After I had tossed all the items from the chest of drawers onto the bed, I let out a sigh.  My passport definitely wasn’t there.  I slammed the chest of drawers shut hard, my patience wearing thin.  I could tell I wasn’t going to get anywhere with my stupid ex regarding the passport issue, so I turned my attention to more important matters.

“Seriously, where is Mittens?” I demanded.  “You must know?”

“Don’t look at me.  I’ve barely seen that stupid cat since you left.”

That made sense, I decided after briefly mulling it over.  Mittens hated Carl with a passion, so usually didn’t make a point of being in the same room as him unless it was to shoot dirty looks and growl menacingly.  Most often, though, Mittens kept his distance.  I could hardly say I blamed the cat for that.  Right now I wanted to be as far away from the guy as possible, too!

Walking out into the hallway, I began to call out for the cat.  Normally he’d come running the second he heard me, usually under the assumption that I would give him food.  Even if he was angry with me, I half-expected he would at least poke his head out from wherever he was hiding to assess the situation and determine whether I had a treat for him.

Treats were, after all, the one guaranteed way to get back onto Mittens’ good side.  He was fickle like that, easily persuaded by the tender, chicken flavored little pellets he gobbled up like candy.   So I went to the cupboard where the cat’s food was stored and grabbed the half-eaten bag of goodies.  As I did, I noticed that Mittens’ food supply was getting down.  That was good.  At least it meant Carl had been feeding the cat, not that I’d ever had any doubt of that.

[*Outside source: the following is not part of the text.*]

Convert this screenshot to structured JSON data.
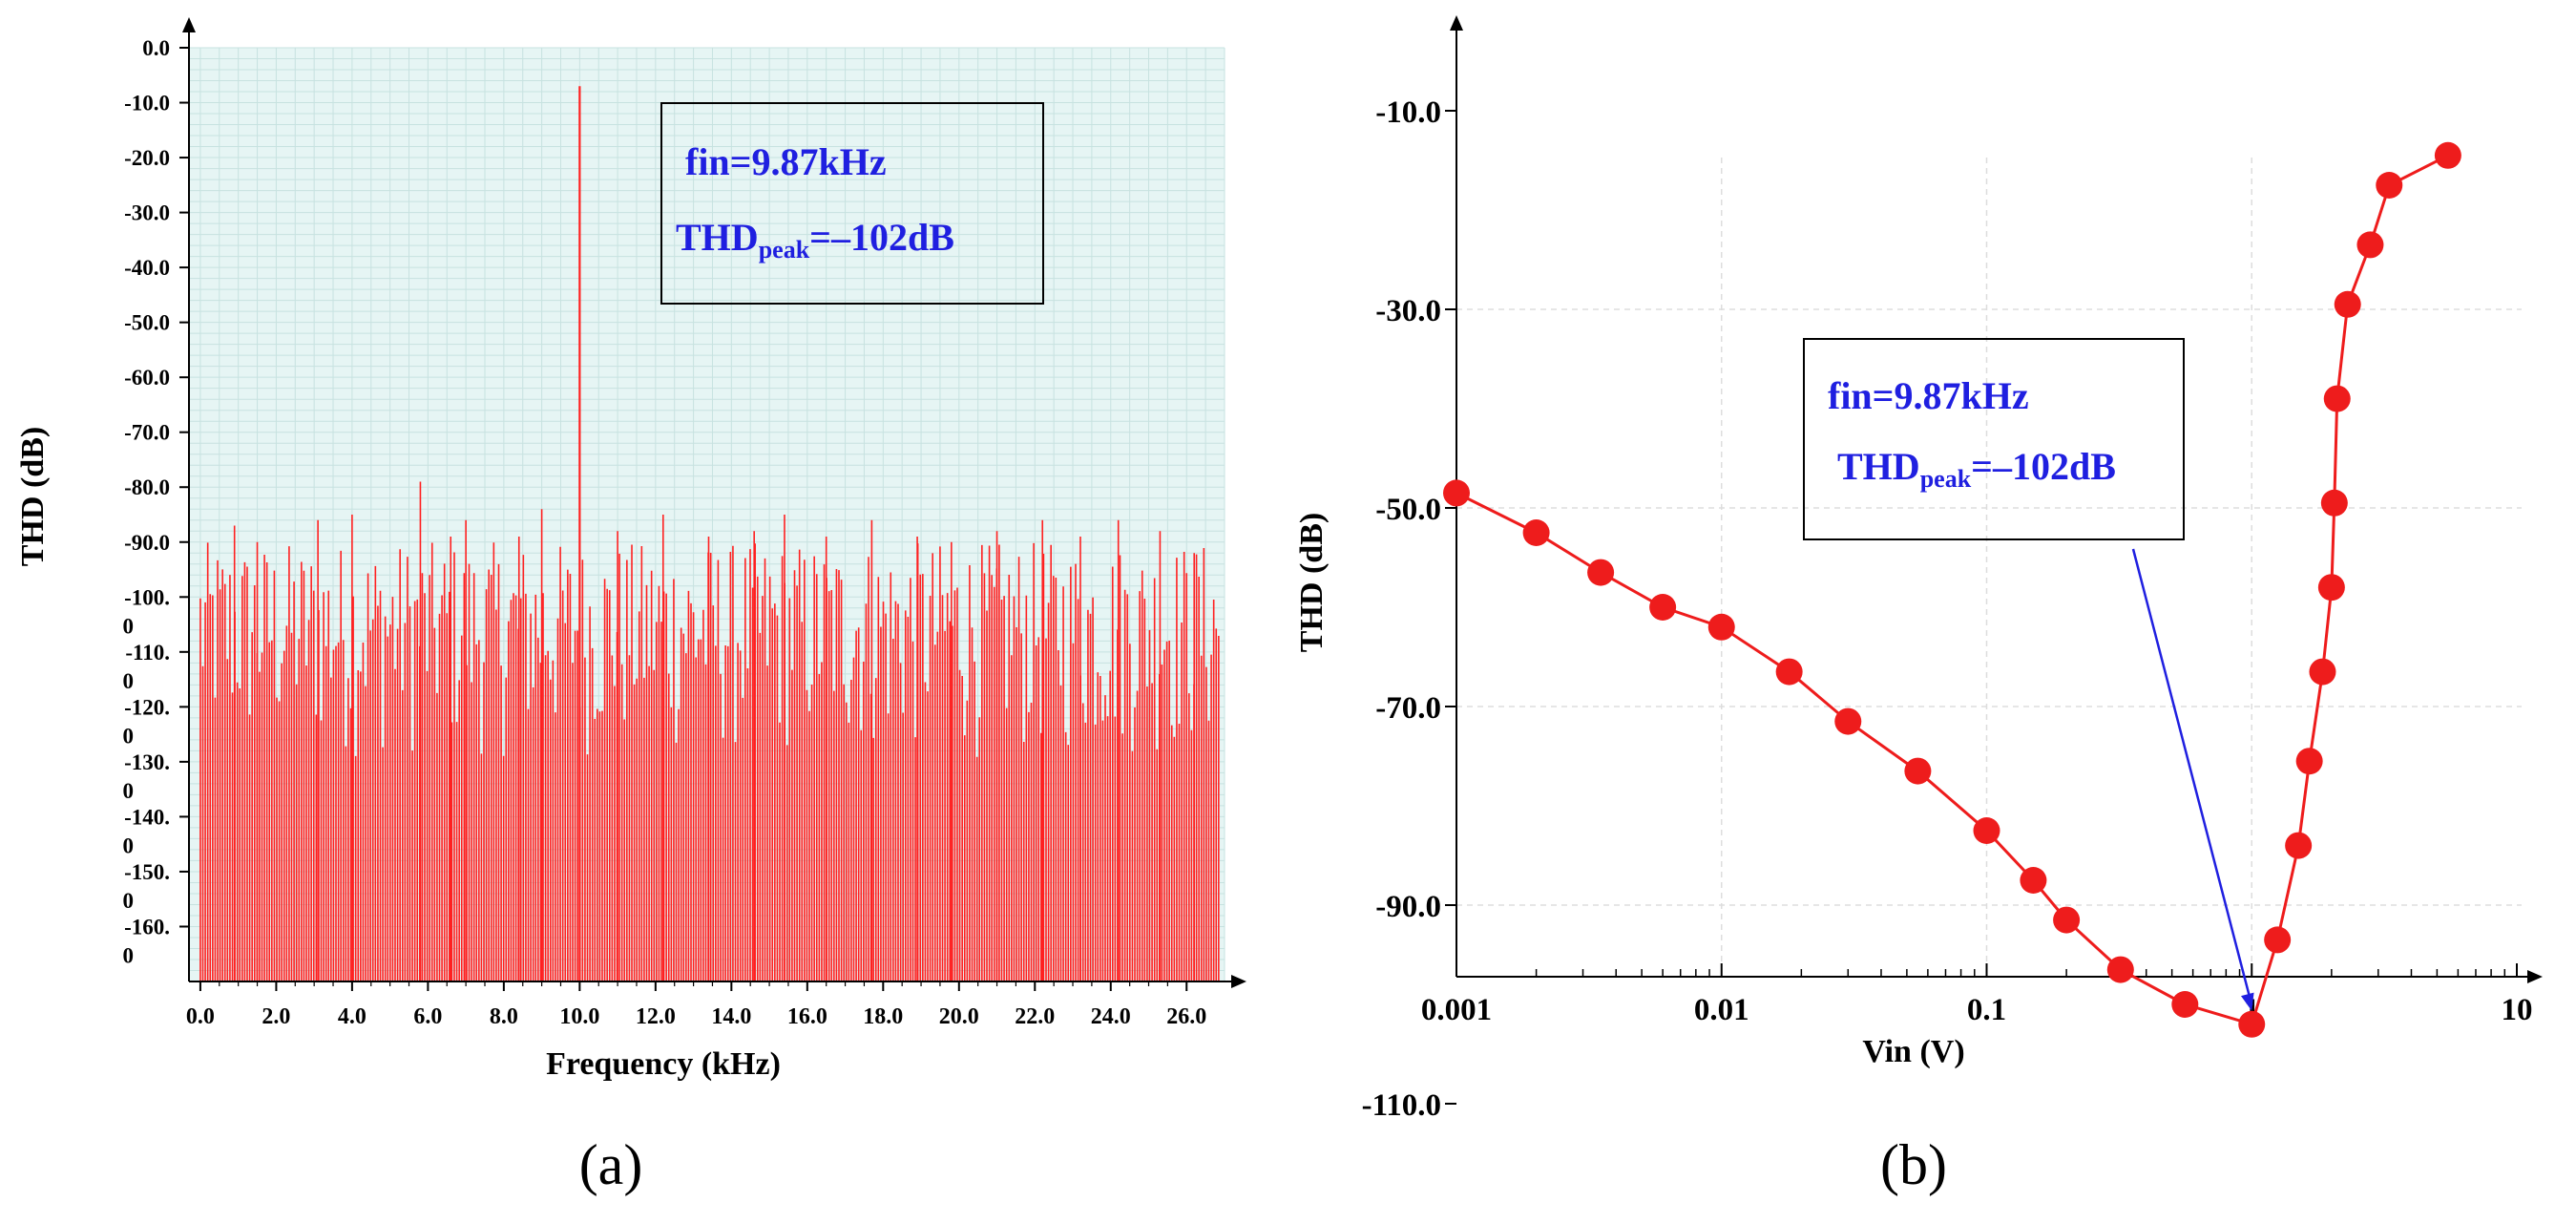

Deviously, I shook the package of treats loudly.  Mittens knew that sound.  Mittens
lived
for that sound!  I fully expected him to momentarily forget all about his cat rage and come racing over like a bat out of hell, mewing insistently until I gave him his treat. 

And I wasn’t above manipulating my way back into his good graces if need be.  My lovely cat had taught me early on that he was an erratic little creature and that sometimes it was necessary to fight fire with fire!

So I shook the bag of treats, and then I waited expectantly.

But this time – for the first time ever – there was no response.